Nairametrics recently reported that oil markets yearned for airlines to resume operations following several months of not operating due to the Covid-19 pandemic travel restrictions.

  • Aside from the loss of revenues to airline companies, the call was necessary considering that Jet fuel demand averages about 8 million barrels per day worldwide – indicating that oil companies were also not recording enough revenues.
  • As a result of the pandemic, the International Energy Agency expects demand for Jet fuel and Kerosene to fall by 2.1 million bpd on average in 2020. This has, however, improved following lifting of travel restrictions in many countries.

Now that flights have resumed operations, it appears airline companies in the country may be in line to face another hurdle before the year runs out. The likelihood of facing this hurdle is highly contingent on receipt of ATK used in powering flights and increased travels. If things remain the same in terms of daily sufficiency of ATK needed to power their flights, scarcity may set in.

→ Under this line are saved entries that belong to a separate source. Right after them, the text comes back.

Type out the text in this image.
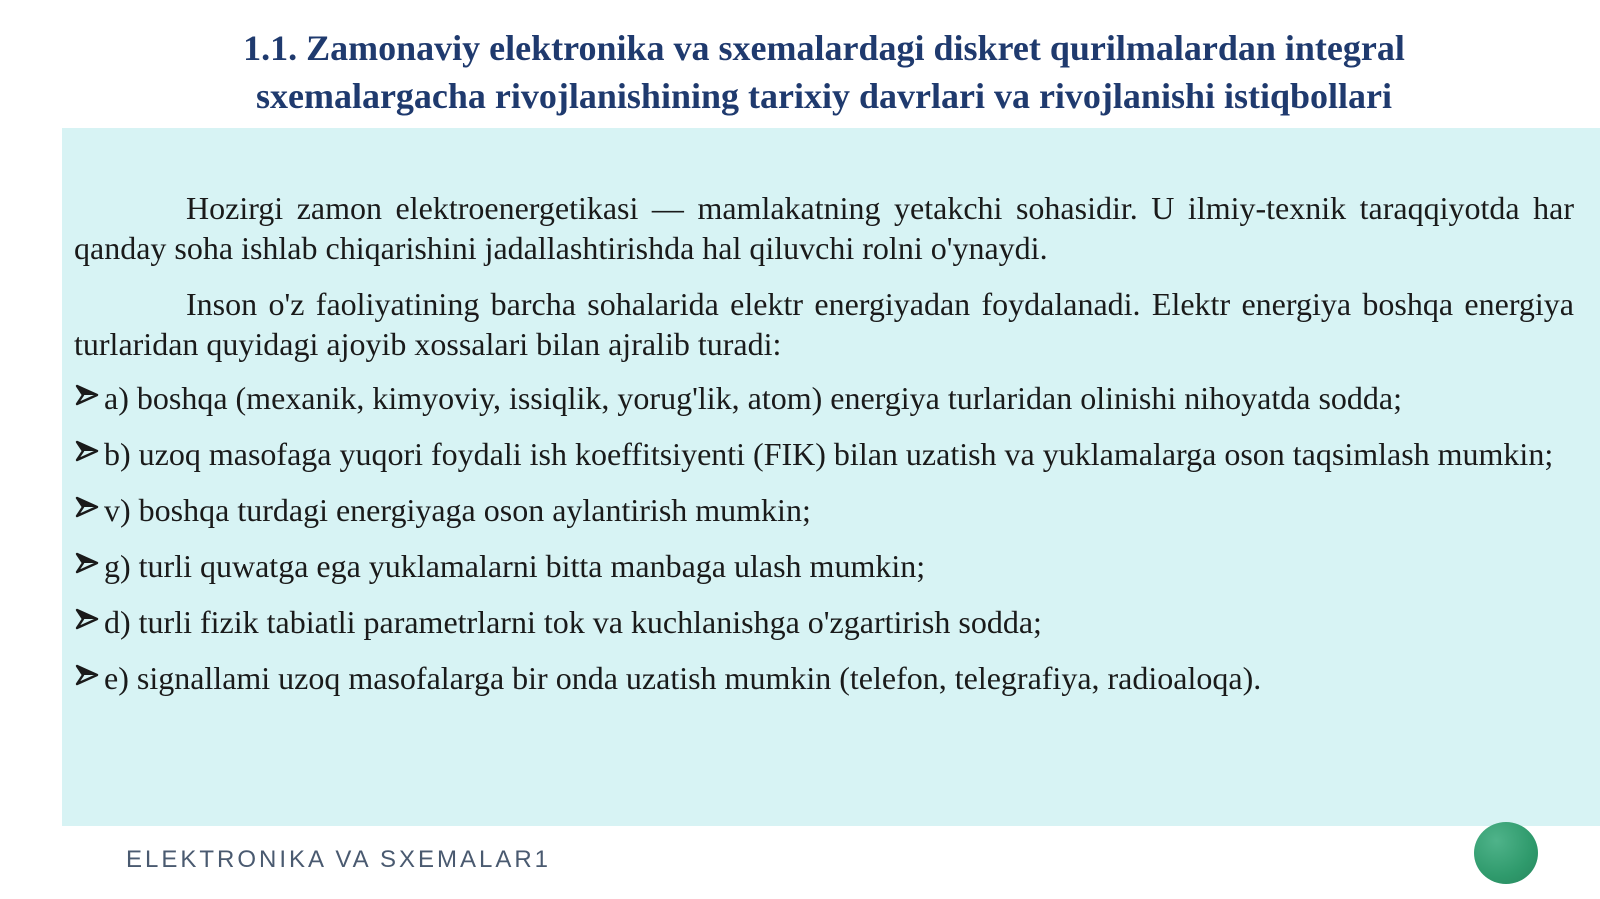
1.1. Zamonaviy elektronika va sxemalardagi diskret qurilmalardan integral
sxemalargacha rivojlanishining tarixiy davrlari va rivojlanishi istiqbollari

Hozirgi zamon elektroenergetikasi — mamlakatning yetakchi sohasidir. U ilmiy-texnik taraqqiyotda har qanday soha ishlab chiqarishini jadallashtirishda hal qiluvchi rolni o'ynaydi.

Inson o'z faoliyatining barcha sohalarida elektr energiyadan foydalanadi. Elektr energiya boshqa energiya turlaridan quyidagi ajoyib xossalari bilan ajralib turadi:

a) boshqa (mexanik, kimyoviy, issiqlik, yorug'lik, atom) energiya turlaridan olinishi nihoyatda sodda;
b) uzoq masofaga yuqori foydali ish koeffitsiyenti (FIK) bilan uzatish va yuklamalarga oson taqsimlash mumkin;
v) boshqa turdagi energiyaga oson aylantirish mumkin;
g) turli quwatga ega yuklamalarni bitta manbaga ulash mumkin;
d) turli fizik tabiatli parametrlarni tok va kuchlanishga o'zgartirish sodda;
e) signallami uzoq masofalarga bir onda uzatish mumkin (telefon, telegrafiya, radioaloqa).
ELEKTRONIKA VA SXEMALAR1
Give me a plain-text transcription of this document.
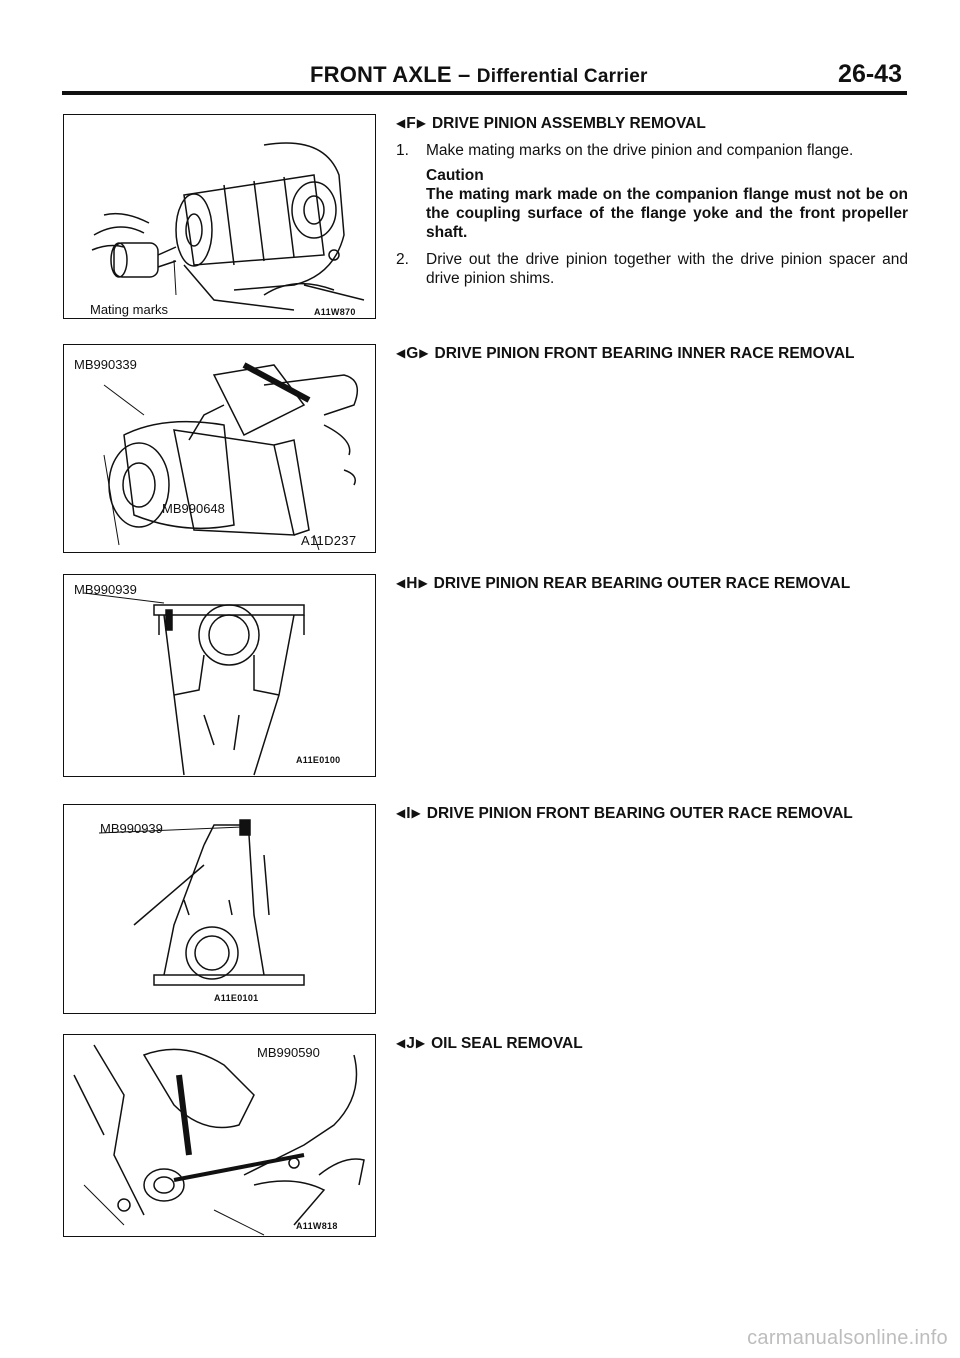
FRONT AXLE – Differential Carrier	26-43
Mating marks	A11W870
MB990339
MB990648
A11D237
MB990939
A11E0100
MB990939
A11E0101
MB990590
A11W818
◀ F ▶ DRIVE PINION ASSEMBLY REMOVAL
1.	Make mating marks on the drive pinion and companion flange.
Caution
The mating mark made on the companion flange must not be on the coupling surface of the flange yoke and the front propeller shaft.
2.	Drive out the drive pinion together with the drive pinion spacer and drive pinion shims.
◀ G ▶ DRIVE PINION FRONT BEARING INNER RACE REMOVAL
◀ H ▶ DRIVE PINION REAR BEARING OUTER RACE REMOVAL
◀ I ▶ DRIVE PINION FRONT BEARING OUTER RACE REMOVAL
◀ J ▶ OIL SEAL REMOVAL
carmanualsonline.info
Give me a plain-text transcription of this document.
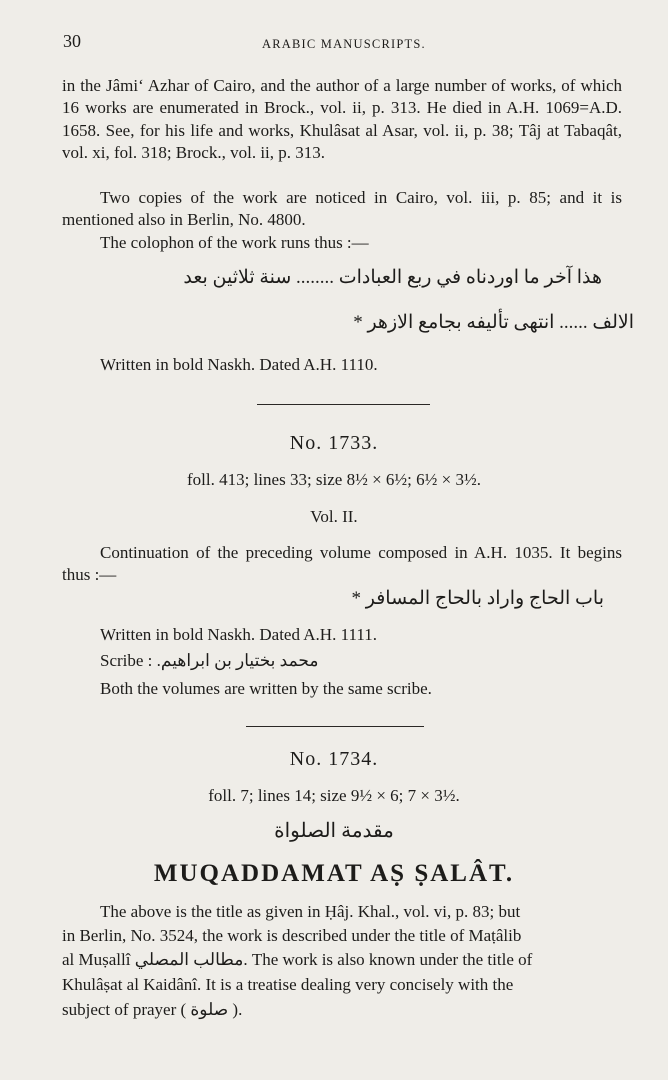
30	ARABIC MANUSCRIPTS.
in the Jâmi‘ Azhar of Cairo, and the author of a large number of works, of which 16 works are enumerated in Brock., vol. ii, p. 313. He died in A.H. 1069=A.D. 1658. See, for his life and works, Khulâsat al Asar, vol. ii, p. 38; Tâj at Tabaqât, vol. xi, fol. 318; Brock., vol. ii, p. 313.
Two copies of the work are noticed in Cairo, vol. iii, p. 85; and it is mentioned also in Berlin, No. 4800.
The colophon of the work runs thus :—
هذا آخر ما اوردناه في ربع العبادات ........ سنة ثلاثين بعد
الالف ...... انتهى تأليفه بجامع الازهر *
Written in bold Naskh. Dated A.H. 1110.
No. 1733.
foll. 413; lines 33; size 8½ × 6½; 6½ × 3½.
Vol. II.
Continuation of the preceding volume composed in A.H. 1035. It begins thus :—
باب الحاج واراد بالحاج المسافر *
Written in bold Naskh. Dated A.H. 1111.
Scribe : محمد بختيار بن ابراهيم.
Both the volumes are written by the same scribe.
No. 1734.
foll. 7; lines 14; size 9½ × 6; 7 × 3½.
مقدمة الصلواة
MUQADDAMAT AṢ ṢALÂT.
The above is the title as given in Ḥâj. Khal., vol. vi, p. 83; but
in Berlin, No. 3524, the work is described under the title of Maṭâlib
al Muṣallî مطالب المصلي. The work is also known under the title of
Khulâṣat al Kaidânî. It is a treatise dealing very concisely with the
subject of prayer ( صلوة ).
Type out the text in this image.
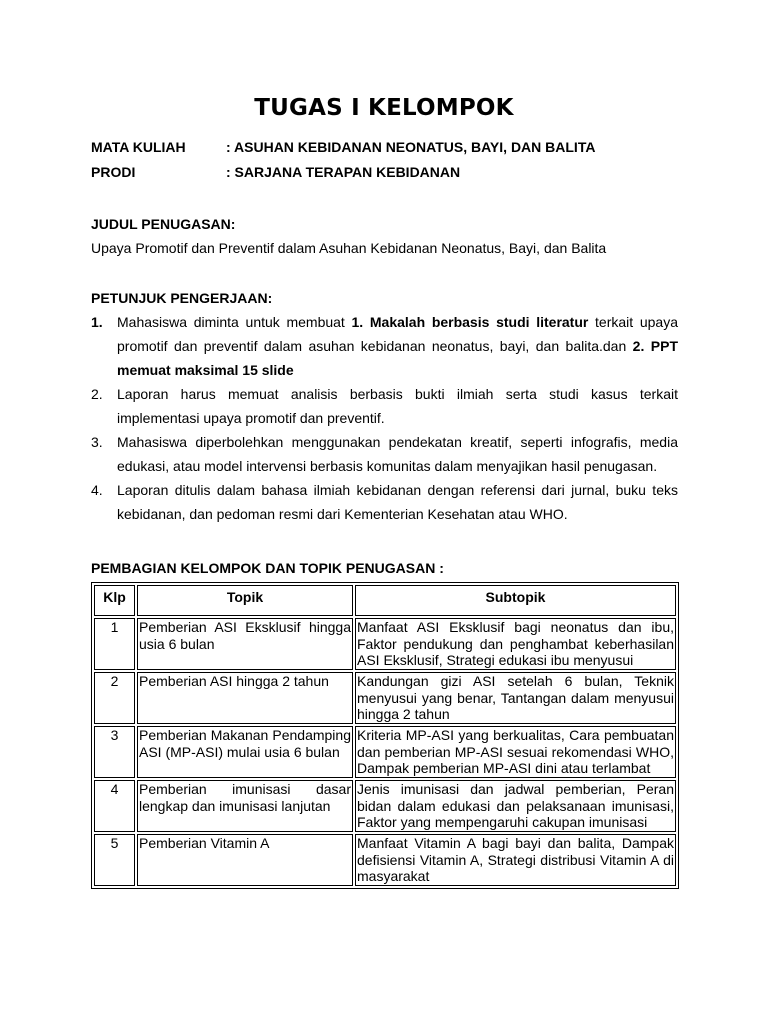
TUGAS I KELOMPOK
MATA KULIAH	: ASUHAN KEBIDANAN NEONATUS, BAYI, DAN BALITA
PRODI	: SARJANA TERAPAN KEBIDANAN
JUDUL PENUGASAN:
Upaya Promotif dan Preventif dalam Asuhan Kebidanan Neonatus, Bayi, dan Balita
PETUNJUK PENGERJAAN:
1.	Mahasiswa diminta untuk membuat 1. Makalah berbasis studi literatur terkait upaya promotif dan preventif dalam asuhan kebidanan neonatus, bayi, dan balita.dan 2. PPT memuat maksimal 15 slide
2.	Laporan harus memuat analisis berbasis bukti ilmiah serta studi kasus terkait implementasi upaya promotif dan preventif.
3.	Mahasiswa diperbolehkan menggunakan pendekatan kreatif, seperti infografis, media edukasi, atau model intervensi berbasis komunitas dalam menyajikan hasil penugasan.
4.	Laporan ditulis dalam bahasa ilmiah kebidanan dengan referensi dari jurnal, buku teks kebidanan, dan pedoman resmi dari Kementerian Kesehatan atau WHO.
PEMBAGIAN KELOMPOK DAN TOPIK PENUGASAN :
Klp	Topik	Subtopik
1	Pemberian ASI Eksklusif hingga usia 6 bulan	Manfaat ASI Eksklusif bagi neonatus dan ibu, Faktor pendukung dan penghambat keberhasilan ASI Eksklusif, Strategi edukasi ibu menyusui
2	Pemberian ASI hingga 2 tahun	Kandungan gizi ASI setelah 6 bulan, Teknik menyusui yang benar, Tantangan dalam menyusui hingga 2 tahun
3	Pemberian Makanan Pendamping ASI (MP-ASI) mulai usia 6 bulan	Kriteria MP-ASI yang berkualitas, Cara pembuatan dan pemberian MP-ASI sesuai rekomendasi WHO, Dampak pemberian MP-ASI dini atau terlambat
4	Pemberian imunisasi dasar lengkap dan imunisasi lanjutan	Jenis imunisasi dan jadwal pemberian, Peran bidan dalam edukasi dan pelaksanaan imunisasi, Faktor yang mempengaruhi cakupan imunisasi
5	Pemberian Vitamin A	Manfaat Vitamin A bagi bayi dan balita, Dampak defisiensi Vitamin A, Strategi distribusi Vitamin A di masyarakat
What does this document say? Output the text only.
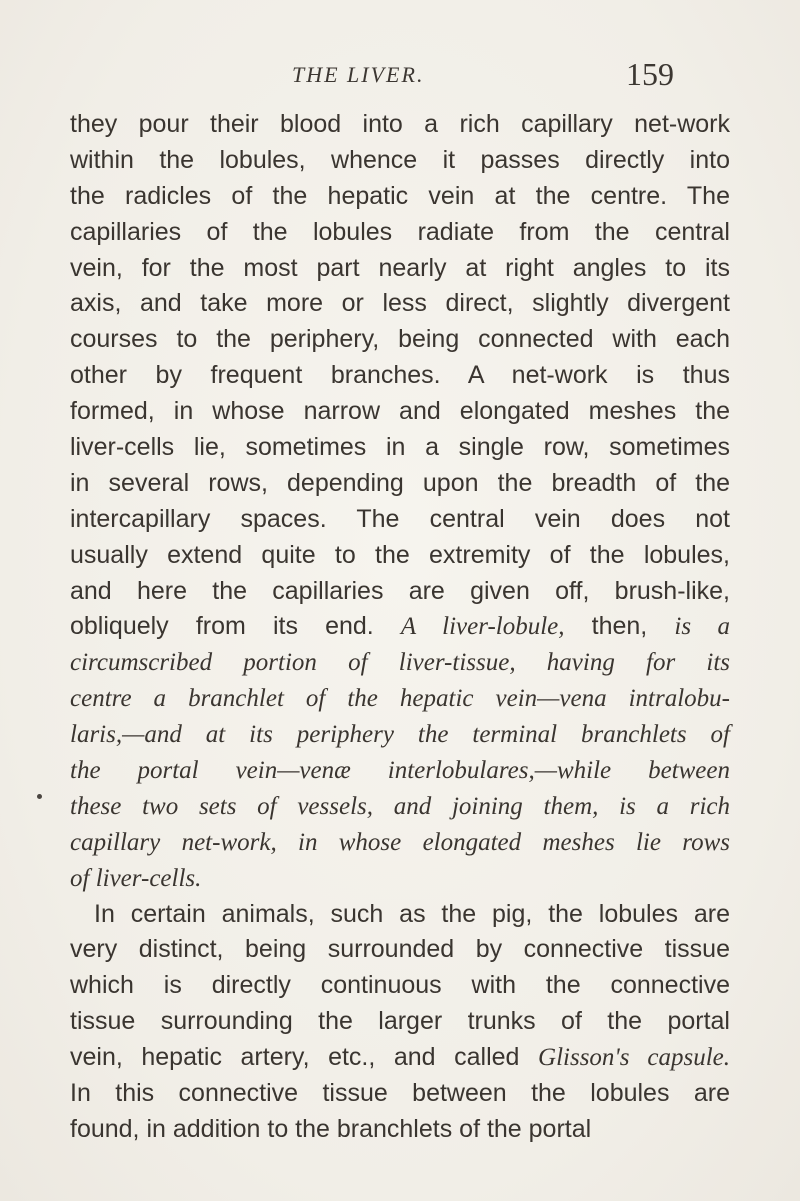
THE LIVER.	159
they pour their blood into a rich capillary net-work
within the lobules, whence it passes directly into
the radicles of the hepatic vein at the centre. The
capillaries of the lobules radiate from the central
vein, for the most part nearly at right angles to its
axis, and take more or less direct, slightly divergent
courses to the periphery, being connected with each
other by frequent branches. A net-work is thus
formed, in whose narrow and elongated meshes the
liver-cells lie, sometimes in a single row, sometimes
in several rows, depending upon the breadth of the
intercapillary spaces. The central vein does not
usually extend quite to the extremity of the lobules,
and here the capillaries are given off, brush-like,
obliquely from its end. A liver-lobule, then, is a
circumscribed portion of liver-tissue, having for its
centre a branchlet of the hepatic vein—vena intralobu-
laris,—and at its periphery the terminal branchlets of
the portal vein—venæ interlobulares,—while between
these two sets of vessels, and joining them, is a rich
capillary net-work, in whose elongated meshes lie rows
of liver-cells.
In certain animals, such as the pig, the lobules are
very distinct, being surrounded by connective tissue
which is directly continuous with the connective
tissue surrounding the larger trunks of the portal
vein, hepatic artery, etc., and called Glisson's capsule.
In this connective tissue between the lobules are
found, in addition to the branchlets of the portal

  • Remember that the lowest ATK of 54.96 million litres – about 18 days sufficiency, recorded on the 17th of July, was during travel restrictions. The decline in that period didn’t create concerns and it picked up days later.

What this means

  • With the national average daily consumption of ATK three million litres, this depicts that current total stock level of 89.04 million litres will only sustain for about 30 days, all things being equal.
  • Even though it appears this stock level is good, the steady decline in the stock level as illustrated in the graph above raises immediate concerns.
  • Also, one may conclude that receipt of ATK has stalled in recent days, having received only a total of 12.68 million litres in the last two weeks, since 12th November. This observation appears to denote that should the product receipt trend continue, scarcity may occur in the near future.